Is there anyone here familiar with WEPro who knows about this and if it is possible? thanks....


----------



## NightRaven (Feb 24, 2008)

weab easy give you the oportunity to use a java script code but if you prefer clear html coding 
go to the place that web easy had build the web page.

find the page that you want to modify (e.g index.html )

Use right click of the mouse and choose open with notepad 

modify the page code with what you want :up:

each time you build the webpage with webeasy the external code will be lost 

never sleap durind the night:up:


----------



## Dano2 (Nov 30, 1999)

Hi and thanks for replying....a couple questions though, what do you mean by the following...thanks again...

-go to the place that web easy had build the web page.

-each time you build the webpage with webeasy the external code will be lost


----------



## NightRaven (Feb 24, 2008)

ok mate i will try to make it more clearly for you 


-go to the place that web easy had build the web page.

when you finish design the page on webeasy 7pro is not enough just to save it ,you will have to build it : what i mean ? with build action button you create a folder that contains the web pages and all the assets of the page that you just made. this is the folder that you must go and find in your hard drive.

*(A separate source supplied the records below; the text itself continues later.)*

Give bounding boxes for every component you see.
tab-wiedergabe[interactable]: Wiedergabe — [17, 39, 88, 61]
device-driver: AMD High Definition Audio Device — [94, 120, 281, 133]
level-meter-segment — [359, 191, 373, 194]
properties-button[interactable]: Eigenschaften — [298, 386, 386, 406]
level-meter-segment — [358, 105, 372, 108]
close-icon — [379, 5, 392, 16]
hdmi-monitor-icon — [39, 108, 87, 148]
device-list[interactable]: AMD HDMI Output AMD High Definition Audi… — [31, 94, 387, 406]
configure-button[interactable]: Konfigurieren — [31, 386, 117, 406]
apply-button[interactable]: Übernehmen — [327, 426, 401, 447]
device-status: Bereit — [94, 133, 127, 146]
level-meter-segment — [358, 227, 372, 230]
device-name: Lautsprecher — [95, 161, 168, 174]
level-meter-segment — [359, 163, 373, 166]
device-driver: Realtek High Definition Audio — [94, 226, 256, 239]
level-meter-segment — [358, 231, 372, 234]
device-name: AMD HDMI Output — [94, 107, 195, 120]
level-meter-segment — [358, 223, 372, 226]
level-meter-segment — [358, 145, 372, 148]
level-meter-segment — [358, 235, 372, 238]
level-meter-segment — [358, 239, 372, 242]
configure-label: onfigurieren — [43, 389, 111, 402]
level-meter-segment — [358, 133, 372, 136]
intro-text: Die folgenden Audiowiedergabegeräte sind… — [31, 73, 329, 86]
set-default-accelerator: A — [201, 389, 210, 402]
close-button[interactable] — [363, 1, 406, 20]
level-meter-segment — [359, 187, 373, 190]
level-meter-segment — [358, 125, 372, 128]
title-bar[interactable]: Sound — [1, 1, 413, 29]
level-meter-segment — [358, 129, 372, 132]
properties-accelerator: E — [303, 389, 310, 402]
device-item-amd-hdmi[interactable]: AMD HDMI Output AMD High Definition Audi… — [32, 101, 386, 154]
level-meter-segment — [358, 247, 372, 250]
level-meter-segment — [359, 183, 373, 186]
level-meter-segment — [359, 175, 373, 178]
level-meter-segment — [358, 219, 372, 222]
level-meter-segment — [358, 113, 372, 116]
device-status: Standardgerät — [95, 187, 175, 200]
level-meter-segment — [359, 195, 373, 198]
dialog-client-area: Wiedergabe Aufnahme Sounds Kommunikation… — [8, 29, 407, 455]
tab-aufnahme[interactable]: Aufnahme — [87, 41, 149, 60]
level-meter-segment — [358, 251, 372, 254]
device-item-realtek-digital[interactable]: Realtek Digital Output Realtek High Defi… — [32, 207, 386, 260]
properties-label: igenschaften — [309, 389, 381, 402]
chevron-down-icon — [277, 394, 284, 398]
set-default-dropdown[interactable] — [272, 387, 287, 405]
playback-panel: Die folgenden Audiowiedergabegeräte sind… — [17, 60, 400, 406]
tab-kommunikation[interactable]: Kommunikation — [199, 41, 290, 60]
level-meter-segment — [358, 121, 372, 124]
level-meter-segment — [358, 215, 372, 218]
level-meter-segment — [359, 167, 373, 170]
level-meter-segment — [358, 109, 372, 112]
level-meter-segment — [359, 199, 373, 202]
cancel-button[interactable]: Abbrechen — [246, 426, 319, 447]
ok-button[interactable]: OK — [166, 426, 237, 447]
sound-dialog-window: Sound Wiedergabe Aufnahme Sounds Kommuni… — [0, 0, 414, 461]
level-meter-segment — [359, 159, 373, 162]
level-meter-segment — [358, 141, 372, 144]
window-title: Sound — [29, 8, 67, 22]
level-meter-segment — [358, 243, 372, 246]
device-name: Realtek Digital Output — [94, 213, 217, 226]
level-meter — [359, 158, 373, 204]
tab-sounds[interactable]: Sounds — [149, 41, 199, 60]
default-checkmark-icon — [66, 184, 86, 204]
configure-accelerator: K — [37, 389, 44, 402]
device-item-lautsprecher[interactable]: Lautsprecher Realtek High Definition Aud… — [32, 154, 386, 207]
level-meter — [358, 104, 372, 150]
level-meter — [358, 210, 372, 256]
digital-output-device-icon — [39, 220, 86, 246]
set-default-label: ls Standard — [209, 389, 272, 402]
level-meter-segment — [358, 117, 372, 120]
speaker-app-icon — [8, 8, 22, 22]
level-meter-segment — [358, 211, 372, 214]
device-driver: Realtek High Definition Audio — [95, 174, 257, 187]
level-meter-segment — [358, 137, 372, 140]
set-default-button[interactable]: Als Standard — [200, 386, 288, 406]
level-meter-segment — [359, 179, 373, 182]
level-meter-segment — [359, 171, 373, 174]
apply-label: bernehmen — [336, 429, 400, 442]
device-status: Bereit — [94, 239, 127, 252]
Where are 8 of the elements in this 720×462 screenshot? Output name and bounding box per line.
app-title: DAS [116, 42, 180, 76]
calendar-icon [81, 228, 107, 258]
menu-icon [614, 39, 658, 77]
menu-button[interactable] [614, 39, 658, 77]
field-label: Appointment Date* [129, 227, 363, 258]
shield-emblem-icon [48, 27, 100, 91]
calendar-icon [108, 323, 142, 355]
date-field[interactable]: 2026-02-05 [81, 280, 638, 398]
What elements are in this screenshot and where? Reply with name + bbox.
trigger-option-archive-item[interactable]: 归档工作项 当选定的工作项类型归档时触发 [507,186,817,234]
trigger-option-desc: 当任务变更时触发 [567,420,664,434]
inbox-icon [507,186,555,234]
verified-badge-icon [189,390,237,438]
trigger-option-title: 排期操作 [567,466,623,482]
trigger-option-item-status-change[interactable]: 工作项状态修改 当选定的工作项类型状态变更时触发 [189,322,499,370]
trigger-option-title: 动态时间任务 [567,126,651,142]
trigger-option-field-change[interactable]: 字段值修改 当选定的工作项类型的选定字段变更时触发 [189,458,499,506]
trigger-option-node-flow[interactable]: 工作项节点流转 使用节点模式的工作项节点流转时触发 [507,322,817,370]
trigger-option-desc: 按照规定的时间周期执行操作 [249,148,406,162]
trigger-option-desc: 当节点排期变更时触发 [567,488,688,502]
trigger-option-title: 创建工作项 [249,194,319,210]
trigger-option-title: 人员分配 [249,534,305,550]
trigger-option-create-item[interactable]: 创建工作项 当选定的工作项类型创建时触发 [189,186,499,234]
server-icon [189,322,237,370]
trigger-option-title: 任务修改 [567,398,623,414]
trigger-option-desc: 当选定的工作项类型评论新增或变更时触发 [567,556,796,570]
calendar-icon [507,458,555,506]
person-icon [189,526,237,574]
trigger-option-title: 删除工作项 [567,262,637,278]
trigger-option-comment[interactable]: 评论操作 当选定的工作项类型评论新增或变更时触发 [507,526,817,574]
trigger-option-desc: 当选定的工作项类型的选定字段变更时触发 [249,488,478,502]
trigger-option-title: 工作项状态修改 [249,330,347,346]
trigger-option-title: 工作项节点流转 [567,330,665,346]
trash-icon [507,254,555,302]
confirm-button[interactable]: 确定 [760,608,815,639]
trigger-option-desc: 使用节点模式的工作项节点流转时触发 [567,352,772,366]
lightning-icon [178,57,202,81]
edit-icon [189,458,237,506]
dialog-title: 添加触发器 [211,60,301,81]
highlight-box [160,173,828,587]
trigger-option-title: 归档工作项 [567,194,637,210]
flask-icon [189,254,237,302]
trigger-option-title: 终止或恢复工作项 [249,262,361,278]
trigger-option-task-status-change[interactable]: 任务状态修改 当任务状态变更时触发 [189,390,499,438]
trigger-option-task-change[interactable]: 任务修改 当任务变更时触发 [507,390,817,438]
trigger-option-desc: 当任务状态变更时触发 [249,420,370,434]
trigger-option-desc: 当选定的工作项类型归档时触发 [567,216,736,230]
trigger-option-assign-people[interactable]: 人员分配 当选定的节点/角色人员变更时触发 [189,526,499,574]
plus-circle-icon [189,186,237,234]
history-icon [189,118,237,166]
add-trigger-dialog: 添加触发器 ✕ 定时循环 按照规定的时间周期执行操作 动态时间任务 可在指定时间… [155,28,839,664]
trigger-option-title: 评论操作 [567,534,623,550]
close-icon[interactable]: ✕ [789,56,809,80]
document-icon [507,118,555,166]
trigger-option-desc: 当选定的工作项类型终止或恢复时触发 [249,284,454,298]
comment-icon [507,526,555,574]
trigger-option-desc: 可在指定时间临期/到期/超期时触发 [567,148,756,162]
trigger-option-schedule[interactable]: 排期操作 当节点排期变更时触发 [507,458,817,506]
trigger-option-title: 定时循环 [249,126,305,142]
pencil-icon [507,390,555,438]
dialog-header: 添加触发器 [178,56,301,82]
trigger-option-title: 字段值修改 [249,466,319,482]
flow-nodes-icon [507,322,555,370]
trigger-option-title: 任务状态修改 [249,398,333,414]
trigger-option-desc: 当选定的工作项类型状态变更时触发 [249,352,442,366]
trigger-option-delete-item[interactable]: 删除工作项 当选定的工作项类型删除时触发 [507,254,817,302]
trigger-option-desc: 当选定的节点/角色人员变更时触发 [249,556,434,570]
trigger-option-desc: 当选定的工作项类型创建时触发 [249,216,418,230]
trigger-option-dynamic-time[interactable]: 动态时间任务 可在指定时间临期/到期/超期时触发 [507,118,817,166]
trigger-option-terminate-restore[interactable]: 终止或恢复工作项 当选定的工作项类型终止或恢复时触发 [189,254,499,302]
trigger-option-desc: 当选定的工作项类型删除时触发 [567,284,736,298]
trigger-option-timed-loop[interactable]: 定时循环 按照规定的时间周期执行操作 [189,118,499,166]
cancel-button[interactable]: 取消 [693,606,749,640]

build action button is located in the left of your monitor . choose home -> then build ->then above choose web site and you will see the build window. if you just want to put keywords and so on choose advance from the popup window . 

if your able to build then you will find the page to be modified  

-each time you build the webpage with webeasy the external code will be lost
now if you choose to rebuild the page any code that you post manually with notepad use will be lost and you will have to put it again .

sos advice sos sos sos 

try to build the folders that contains the assets that you use in a folder in c:\

e.g c:\webeasy assets \

why this ? if you transfer your work in another pc then my friend web easy will not locate all the assets that you use like pictures , swf etc... and you will have to go back and put it again. 

webeasy locate path of each asset and 99% path is not tha same in pc' s

hope that i help if not please reply for more 

never slept at night


----------



## leonardleonard (Feb 23, 2008)

i learn it.thanks


----------



## rick22 (Feb 28, 2008)

sorry dude.. cannot help... i've never used Web Easy Pro myself...


----------